API and then trying to get something other than responseText or 
responseXML off the resulting XHR.

> Like maciej showed, if we expose multiple properties which at the same
> time contain the result data in different formats, it's very easy to
> accidentally use more memory than needed. For example by checking
> progress by measuring .responseText.length, or by checking what type
> was returned by poking at the various properties until finding one
> that works.

Fair.  That last problem I had not thought of.....

> I say by making it possible to choose if you want streaming or
> give-me-the-full-result-once-all-of-it-is-downloaded behavior. If need
> be before the request is started.

The problem is that it seems to be somewhat common for the request 
starter and the data consumer to be different entities (and for there to 
be more than one data consumer).

>> That seems like an implementation detail.  Nothing is really preventing
>> segmented storage of the data (not even the responseArrayBuffer getter, if
>> it were added).
>
> Indeed, though at some point the implementation likely will have to
> flatten the data in order to not have to support fragmented
> strings/arraybuffers throughout the JS engine.

Sure.

>> As long as only one entity is doing the expecting, right?  Right now jquery
>> expects to get responseText, so if you expect something else you can't use
>> jquery's XHR wrappers, say....
>
> I'm not terribly worried about library wrappers. My money is on
> libraries updating faster than browsers are releasing implementations.

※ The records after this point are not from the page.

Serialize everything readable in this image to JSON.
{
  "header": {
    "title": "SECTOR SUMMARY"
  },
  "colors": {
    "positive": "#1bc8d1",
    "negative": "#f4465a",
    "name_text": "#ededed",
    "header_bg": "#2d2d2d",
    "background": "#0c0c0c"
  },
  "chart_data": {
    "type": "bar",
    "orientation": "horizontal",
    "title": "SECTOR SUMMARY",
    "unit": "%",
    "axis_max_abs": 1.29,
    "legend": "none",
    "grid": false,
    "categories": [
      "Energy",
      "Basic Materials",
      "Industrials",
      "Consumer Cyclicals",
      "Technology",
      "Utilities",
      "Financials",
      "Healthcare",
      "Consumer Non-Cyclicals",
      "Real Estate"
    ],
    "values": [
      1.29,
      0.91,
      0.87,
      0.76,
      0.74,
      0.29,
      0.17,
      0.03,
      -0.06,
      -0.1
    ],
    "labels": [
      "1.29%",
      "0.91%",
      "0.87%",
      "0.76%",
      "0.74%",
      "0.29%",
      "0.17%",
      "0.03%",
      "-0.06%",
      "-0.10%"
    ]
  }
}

My money is on jquery tip getting updated faster than browsers release 
implementations.

My money is on browsers releasing implementations way faster than 
websites are updated to a newer jquery version.

That, at least, has been our experience with libraries in the past... 
The last time jquery made a bogus assumption and then fixed it several 
months before a release of ours that would cause breakage due to that 
assumption it took heroic efforts over a course of many months by a 
whole team of people just to get the top several dozen sites being 
bitten by the bug to update.

> I've assumed that all proposals made so far maintain full backwards
> compatibility. So I'm not terribly worried about existing content. Old
> browsers will hold people back much more than old JS libraries.

I think you're being way too optimistic; see above.